In Dubai sei der Steuersatz 0.
Der Rest ist Mathematik. Man nehme die Ergebnisse der Gesellschaften "an ihren Standorten" und rechne es mal nach. Ich bin mir sicher, dass die DSW das kann.
Ich fand den Kerl amüsant.
zum Rest schreib ich nicht vierl, da vieles schon am CMD gesagt wurde. Es war ähnlich überzeugend in der Sache, aber mit etwas weniger Esprit. Ramu war ja auch nicht da. Die neue Aufsichtsrätin hielt einen Vortrag in Denglisch, machte aber (auch dadurch) einen sympathischen Eindruck.

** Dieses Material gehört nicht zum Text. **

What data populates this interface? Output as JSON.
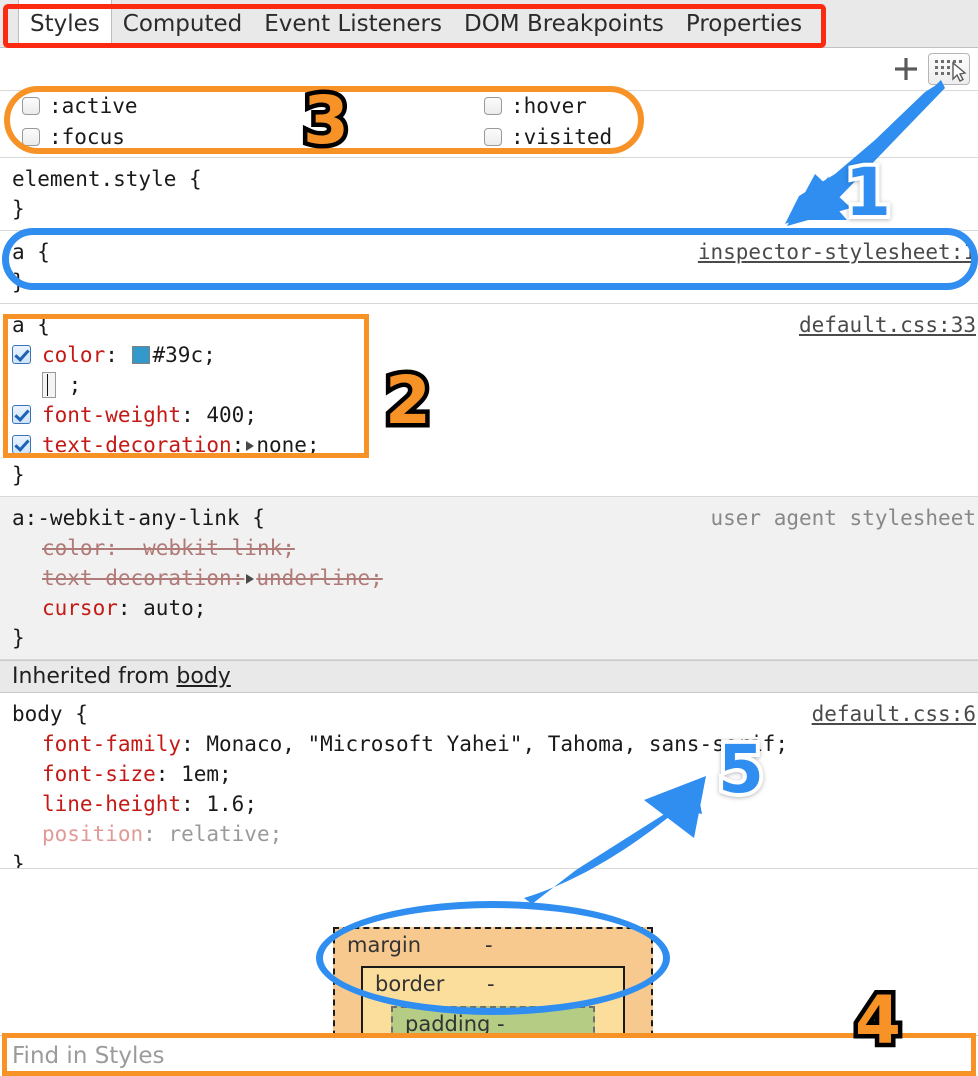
{
  "panel": {
    "title": "Styles",
    "tabs": [
      {
        "label": "Styles",
        "active": true
      },
      {
        "label": "Computed",
        "active": false
      },
      {
        "label": "Event Listeners",
        "active": false
      },
      {
        "label": "DOM Breakpoints",
        "active": false
      },
      {
        "label": "Properties",
        "active": false
      }
    ]
  },
  "toolbar": {
    "new_rule_icon": "plus-icon",
    "new_rule_label": "+",
    "element_picker_icon": "element-state-picker-icon"
  },
  "pseudo_states": [
    {
      "label": ":active",
      "checked": false
    },
    {
      "label": ":focus",
      "checked": false
    },
    {
      "label": ":hover",
      "checked": false
    },
    {
      "label": ":visited",
      "checked": false
    }
  ],
  "rules": [
    {
      "selector": "element.style {",
      "close": "}",
      "origin": "",
      "declarations": []
    },
    {
      "selector": "a {",
      "close": "}",
      "origin": "inspector-stylesheet:1",
      "declarations": []
    },
    {
      "selector": "a {",
      "close": "}",
      "origin": "default.css:33",
      "declarations": [
        {
          "checked": true,
          "prop": "color",
          "value": "#39c",
          "swatch": "#3399cc",
          "state": "normal"
        },
        {
          "checked": true,
          "prop": "",
          "value": "",
          "state": "editing"
        },
        {
          "checked": true,
          "prop": "font-weight",
          "value": "400",
          "state": "normal"
        },
        {
          "checked": true,
          "prop": "text-decoration",
          "value": "none",
          "expandable": true,
          "state": "normal"
        }
      ]
    },
    {
      "selector": "a:-webkit-any-link {",
      "close": "}",
      "origin": "user agent stylesheet",
      "declarations": [
        {
          "checked": false,
          "prop": "color",
          "value": "-webkit-link",
          "state": "disabled"
        },
        {
          "checked": false,
          "prop": "text-decoration",
          "value": "underline",
          "expandable": true,
          "state": "disabled"
        },
        {
          "checked": false,
          "prop": "cursor",
          "value": "auto",
          "state": "normal"
        }
      ]
    }
  ],
  "inherited": {
    "prefix": "Inherited from",
    "source": "body"
  },
  "body_rule": {
    "selector": "body {",
    "close": "}",
    "origin": "default.css:6",
    "declarations": [
      {
        "prop": "font-family",
        "value": "Monaco, \"Microsoft Yahei\", Tahoma, sans-serif",
        "state": "normal"
      },
      {
        "prop": "font-size",
        "value": "1em",
        "state": "normal"
      },
      {
        "prop": "line-height",
        "value": "1.6",
        "state": "normal"
      },
      {
        "prop": "position",
        "value": "relative",
        "state": "greyed"
      }
    ]
  },
  "box_model": {
    "margin": {
      "label": "margin",
      "value": "-"
    },
    "border": {
      "label": "border",
      "value": "-"
    },
    "padding": {
      "label": "padding",
      "value": "-"
    }
  },
  "find": {
    "placeholder": "Find in Styles",
    "value": ""
  },
  "annotations": {
    "markers": [
      {
        "id": "1",
        "color": "#2f8ef0",
        "style": "blue"
      },
      {
        "id": "2",
        "color": "#f79226",
        "style": "orange"
      },
      {
        "id": "3",
        "color": "#f79226",
        "style": "orange"
      },
      {
        "id": "4",
        "color": "#f79226",
        "style": "orange"
      },
      {
        "id": "5",
        "color": "#2f8ef0",
        "style": "blue"
      }
    ],
    "colors": {
      "red_box": "#fb2a10",
      "orange": "#f79226",
      "blue": "#2f8ef0"
    }
  }
}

Zum AR wurde kritisch angemerkt, dass er nicht entsprechend der Aktionärsverteilung besetzt sei (zu viele Instis)
Was war noch? Ach ja, Big Data wird ein großer Gewinnbringer werden. Man halte aber selbstverständlich alle Regularien ein. Als "Spinne im Netz" der Zahlungsvorgänge (Hellsick?) sei doch logisch, dass Biug Data ein großer Punkt werden wird, ob der Vorstand das im Blick habe (ja)
Es gab noch eine Frage zum beta-wert 0,94 (S188). Dieser sei unlevered und an die peergroup angelehnt (ua Visa, Mastercard, Amex, Global Payment,SA?, und noch paar Firmen)
Zatarra - dieses Wort fiel überhaupt nicht. Hedgefonds dürfe man nicht pauschal bewerten, ansomnsten seien das Finanzspekulationen, für Braun uninteressant, für Aktionäre unangenehm und schwer einzuschätzen, man müsse da durch, das trifft andere Große auch, besonders die Erfolgreichen, viele Technikfirmen seien angegriffen worden (Linkedin?) Apple?), man eghe robust damit und, man habe freudvolle Kontakte zur BaFin, zu laufendn Untersuchungen kann man nichts sagen, er ist selbst Aktionär, nicht nur in Wirecard, auf anonyme Quellen würde er nie etwas geben, naja, ähnliche (nicht vollkommen überzeugende) Argumente liest man ja in jedem mittelmäßigen deutschen Börsenforum. Wer zu diesem Thema etwas wirklich Tragfähiges lesen will, muß englische Texte lesen :)
interessant: Risikomanagement als ganz wichtiger Punkt, deshalb auch Zurückhaltung bei bitcoin (historisch bedingt), lieber Geldwäschegefahren vermeiden und auf Ertrag verzichten (allgemein) (aha!)
wie wirecard sein geld verdient und wo die guten Prognosen herkommen, wurde erklärt, wie schon beim CMD (allgemeines Wachstum, Digitalisierung von POS, Skalierungseffekte: Durchschnittsvolumen der merchants seit 2009 verdoppelt usw)
das war jetzt aus dem gedächtnis, vielleicht fehlt was
Ergebnis: Das, worüber gesprochen wurde, überzeugte. Nur war es halt nicht alles, was es zu besprechen gab. Von interessierten Anlegern hätte ich mir schon Fragen erwartet... sind die negativen Aussagen in der Wirtschaftswoche nicht besorgniserregend? Reicht es, in Indien nur bei der letzten meile anzusetzen? Welche Fragen stellte Warburg zu Zatarra und warum? Was passiert, wenn es tatsächlich Ermittlungen der FCA gibt? usw
ich hatte keine Lust, Fragen zu stellen, da ich heute ja meine wirecardaktien verkaufe. Leider nicht mit 30% Verlust. Ich spende meinen gigantischen Gewinn dem ICIJ.